D. José Guerra Campos
El octavo día
Editorial Nacional, Torrelara, Madrid, 1973

Ante la exigencia de sentido para la totalidad de la vida, el ponente anterior expuso los fallos inevi­tables de cualesquiera humanismos independientes o autónomos. Me gusta mucho la fórmula sintética que él ha empleado: humanismos de exaltación y huma­nismos de depresión, que resumen con justeza lo que yo diría con más palabras y menos claridad.

Humanismo de exaltación. – Por medio de posi­ciones ideológicas razonadas o de actitudes casi inconscientes, que impregnan una atmósfera y conta­gian a muchísima gente, el humanismo con pretensiones de autosuficiencia ha sido casi siempre, sobre todo en los siglos XVIII y XIX, un humanismo de exaltación, que pretende realizar con las solas fuerzas del hombre lo que otros hombres esperaban por me­dios religiosos, los del don o la gracia.
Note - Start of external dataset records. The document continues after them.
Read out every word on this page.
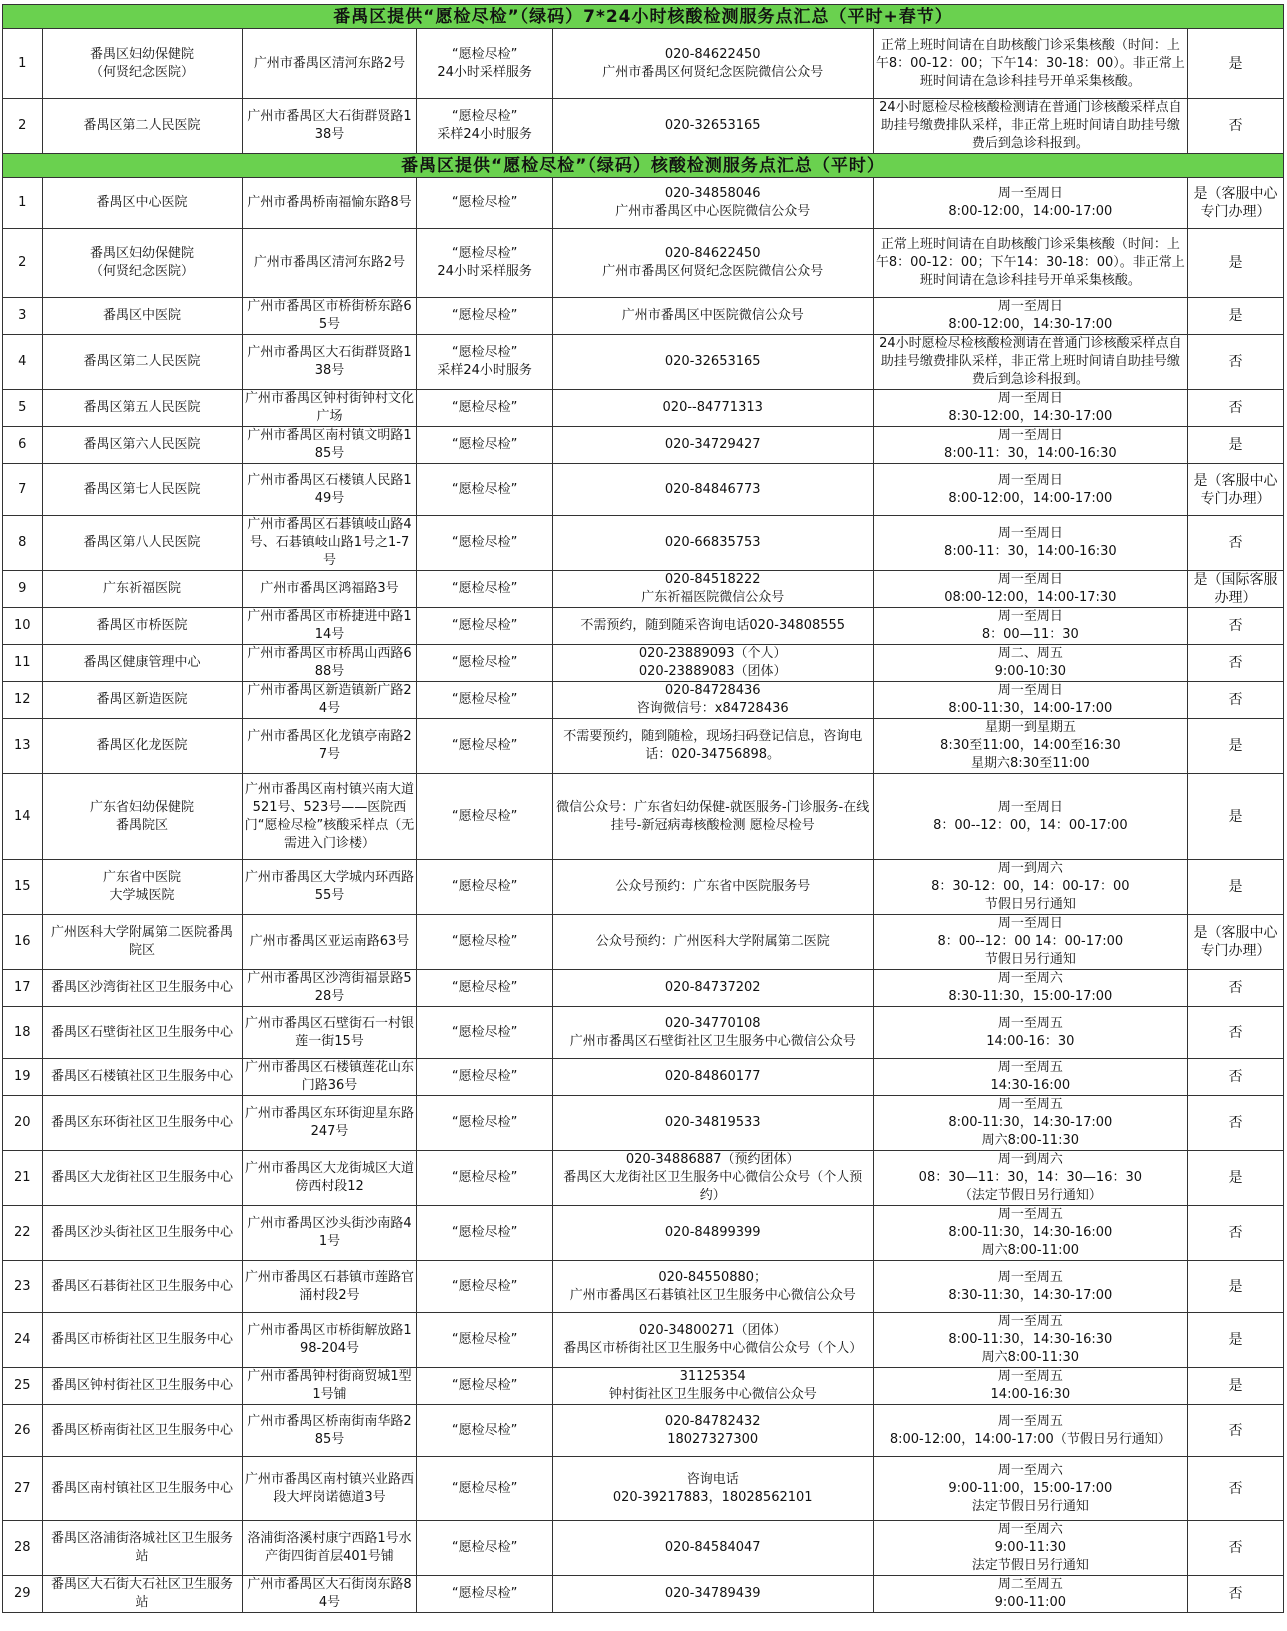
番禺区提供“愿检尽检”（绿码）7*24小时核酸检测服务点汇总（平时+春节）						
1	番禺区妇幼保健院
（何贤纪念医院）	广州市番禺区清河东路2号	“愿检尽检”
24小时采样服务	020-84622450
广州市番禺区何贤纪念医院微信公众号	正常上班时间请在自助核酸门诊采集核酸（时间：上午8：00-12：00；下午14：30-18：00）。非正常上班时间请在急诊科挂号开单采集核酸。	是
2	番禺区第二人民医院	广州市番禺区大石街群贤路138号	“愿检尽检”
采样24小时服务	020-32653165	24小时愿检尽检核酸检测请在普通门诊核酸采样点自助挂号缴费排队采样，非正常上班时间请自助挂号缴费后到急诊科报到。	否
番禺区提供“愿检尽检”（绿码）核酸检测服务点汇总（平时）						
1	番禺区中心医院	广州市番禺桥南福愉东路8号	“愿检尽检”	020-34858046
广州市番禺区中心医院微信公众号	周一至周日
8:00-12:00，14:00-17:00	是（客服中心专门办理）
2	番禺区妇幼保健院
（何贤纪念医院）	广州市番禺区清河东路2号	“愿检尽检”
24小时采样服务	020-84622450
广州市番禺区何贤纪念医院微信公众号	正常上班时间请在自助核酸门诊采集核酸（时间：上午8：00-12：00；下午14：30-18：00）。非正常上班时间请在急诊科挂号开单采集核酸。	是
3	番禺区中医院	广州市番禺区市桥街桥东路65号	“愿检尽检”	广州市番禺区中医院微信公众号	周一至周日
8:00-12:00，14:30-17:00	是
4	番禺区第二人民医院	广州市番禺区大石街群贤路138号	“愿检尽检”
采样24小时服务	020-32653165	24小时愿检尽检核酸检测请在普通门诊核酸采样点自助挂号缴费排队采样，非正常上班时间请自助挂号缴费后到急诊科报到。	否
5	番禺区第五人民医院	广州市番禺区钟村街钟村文化广场	“愿检尽检”	020--84771313	周一至周日
8:30-12:00，14:30-17:00	否
6	番禺区第六人民医院	广州市番禺区南村镇文明路185号	“愿检尽检”	020-34729427	周一至周日
8:00-11：30，14:00-16:30	是
7	番禺区第七人民医院	广州市番禺区石楼镇人民路149号	“愿检尽检”	020-84846773	周一至周日
8:00-12:00，14:00-17:00	是（客服中心专门办理）
8	番禺区第八人民医院	广州市番禺区石碁镇岐山路4号、石碁镇岐山路1号之1-7号	“愿检尽检”	020-66835753	周一至周日
8:00-11：30，14:00-16:30	否
9	广东祈福医院	广州市番禺区鸿福路3号	“愿检尽检”	020-84518222
广东祈福医院微信公众号	周一至周日
08:00-12:00，14:00-17:30	是（国际客服办理）
10	番禺区市桥医院	广州市番禺区市桥捷进中路114号	“愿检尽检”	不需预约，随到随采咨询电话020-34808555	周一至周日
8：00—11：30	否
11	番禺区健康管理中心	广州市番禺区市桥禺山西路688号	“愿检尽检”	020-23889093（个人）
020-23889083（团体）	周二、周五
9:00-10:30	否
12	番禺区新造医院	广州市番禺区新造镇新广路24号	“愿检尽检”	020-84728436
咨询微信号：x84728436	周一至周日
8:00-11:30，14:00-17:00	否
13	番禺区化龙医院	广州市番禺区化龙镇亭南路27号	“愿检尽检”	不需要预约，随到随检，现场扫码登记信息，咨询电话：020-34756898。	星期一到星期五
8:30至11:00，14:00至16:30
星期六8:30至11:00	是
14	广东省妇幼保健院
番禺院区	广州市番禺区南村镇兴南大道521号、523号——医院西门“愿检尽检”核酸采样点（无需进入门诊楼）	“愿检尽检”	微信公众号：广东省妇幼保健-就医服务-门诊服务-在线挂号-新冠病毒核酸检测 愿检尽检号	周一至周日
8：00--12：00，14：00-17:00	是
15	广东省中医院
大学城医院	广州市番禺区大学城内环西路55号	“愿检尽检”	公众号预约：广东省中医院服务号	周一到周六
8：30-12：00，14：00-17：00
节假日另行通知	是
16	广州医科大学附属第二医院番禺院区	广州市番禺区亚运南路63号	“愿检尽检”	公众号预约：广州医科大学附属第二医院	周一至周日
8：00--12：00 14：00-17:00
节假日另行通知	是（客服中心专门办理）
17	番禺区沙湾街社区卫生服务中心	广州市番禺区沙湾街福景路528号	“愿检尽检”	020-84737202	周一至周六
8:30-11:30，15:00-17:00	否
18	番禺区石壁街社区卫生服务中心	广州市番禺区石壁街石一村银莲一街15号	“愿检尽检”	020-34770108
广州市番禺区石壁街社区卫生服务中心微信公众号	周一至周五
14:00-16：30	否
19	番禺区石楼镇社区卫生服务中心	广州市番禺区石楼镇莲花山东门路36号	“愿检尽检”	020-84860177	周一至周五
14:30-16:00	否
20	番禺区东环街社区卫生服务中心	广州市番禺区东环街迎星东路247号	“愿检尽检”	020-34819533	周一至周五
8:00-11:30，14:30-17:00
周六8:00-11:30	否
21	番禺区大龙街社区卫生服务中心	广州市番禺区大龙街城区大道傍西村段12	“愿检尽检”	020-34886887（预约团体）
番禺区大龙街社区卫生服务中心微信公众号（个人预约）	周一到周六
08：30—11：30，14：30—16：30
（法定节假日另行通知）	是
22	番禺区沙头街社区卫生服务中心	广州市番禺区沙头街沙南路41号	“愿检尽检”	020-84899399	周一至周五
8:00-11:30，14:30-16:00
周六8:00-11:00	否
23	番禺区石碁街社区卫生服务中心	广州市番禺区石碁镇市莲路官涌村段2号	“愿检尽检”	020-84550880；
广州市番禺区石碁镇社区卫生服务中心微信公众号	周一至周五
8:30-11:30，14:30-17:00	是
24	番禺区市桥街社区卫生服务中心	广州市番禺区市桥街解放路198-204号	“愿检尽检”	020-34800271（团体）
番禺区市桥街社区卫生服务中心微信公众号（个人）	周一至周五
8:00-11:30，14:30-16:30
周六8:00-11:30	是
25	番禺区钟村街社区卫生服务中心	广州市番禺钟村街商贸城1型1号铺	“愿检尽检”	31125354
钟村街社区卫生服务中心微信公众号	周一至周五
14:00-16:30	是
26	番禺区桥南街社区卫生服务中心	广州市番禺区桥南街南华路285号	“愿检尽检”	020-84782432
18027327300	周一至周五
8:00-12:00，14:00-17:00（节假日另行通知）	否
27	番禺区南村镇社区卫生服务中心	广州市番禺区南村镇兴业路西段大坪岗诺德道3号	“愿检尽检”	咨询电话
020-39217883，18028562101	周一至周六
9:00-11:00，15:00-17:00
法定节假日另行通知	否
28	番禺区洛浦街洛城社区卫生服务站	洛浦街洛溪村康宁西路1号水产街四街首层401号铺	“愿检尽检”	020-84584047	周一至周六
9:00-11:30
法定节假日另行通知	否
29	番禺区大石街大石社区卫生服务站	广州市番禺区大石街岗东路84号	“愿检尽检”	020-34789439	周二至周五
9:00-11:00	否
No vamos a entrar ahora en una exposición al por menor de las múltiples formas de este humanismo. Las conocéis mejor que yo, y, en todo caso, ni siquie­ra esto es necesario, porque las diferencias sustanti­vas son muy pequeñas. La orientación general podría marcarse diciendo que, mientras el hombre de otras épocas percibía de entrada, cuando empezaba a vivir conscientemente, que no había congruencia o propor­ción entre sus aspiraciones más íntimas y sus posibili­dades de realización, el hombre actual, desarrollado, adulto, descubriría lo contrario: que él tiene potencia suficiente, individual o colectivamente, o sea, mediante el desarrollo social y la acción histórica, para adecuar sus aspiraciones con sus posibilidades, para al­canzar un momento en que aquéllas no desborden a éstas, en que la realización de las posibilidades satis­faga plenamente las aspiraciones, produciéndose esa armonía o satisfacción íntima y social, que es en cierto modo el paraíso. Eso es lo que buscaban las almas religiosas cuando ponían su confianza en Dios, y proyectaban su esperanza más allá de sí mismas y de la colectividad.

En tal humanismo de exaltación se inscribe, por ejemplo, el marxismo: el cual, como reconocen sus intérpretes más hondos, se juega todas las cartas de su verdad a que, en un futuro más o menos lejano, se consiga la plena armonía entre aspiraciones y posi­bilidades; si la apuesta no se ha de cumplir, el mar­xismo se declara falso, y lo es. También las formas nietzscheanas, mucho más individualistas y aristocráticas, se sustentan con la misma pretensión de que el hombre, desplegando su libertad sin ataduras ni referencias, en absoluta emancipación, puede llegar a realizarse en plenitud. Fuera todo equívoco: reali­zarse en plenitud, o no significa nada o significa per­fecta armonía entre aspiraciones y posibilidades. Cuan­do no hay esta armonía, ya podemos entusiasmarnos con el progreso que sea: nos estamos engañando a nosotros mismos. Los marxistas confiesan por antici­pado que si, en el futuro perfecto de la sociedad, los hombres siguieran sintiendo, sólo sintiendo, la sen­sación de límite, la inconformidad íntima o nostálgica (que los hombres, en general, experimentamos ante la contingencia de la vida, siempre insatisfactoria), el marxismo habría resultado falso, porque no habría logrado realizar plenamente con fuerzas humanas lo que el hombre necesita para sentirse hombre a satis­facción.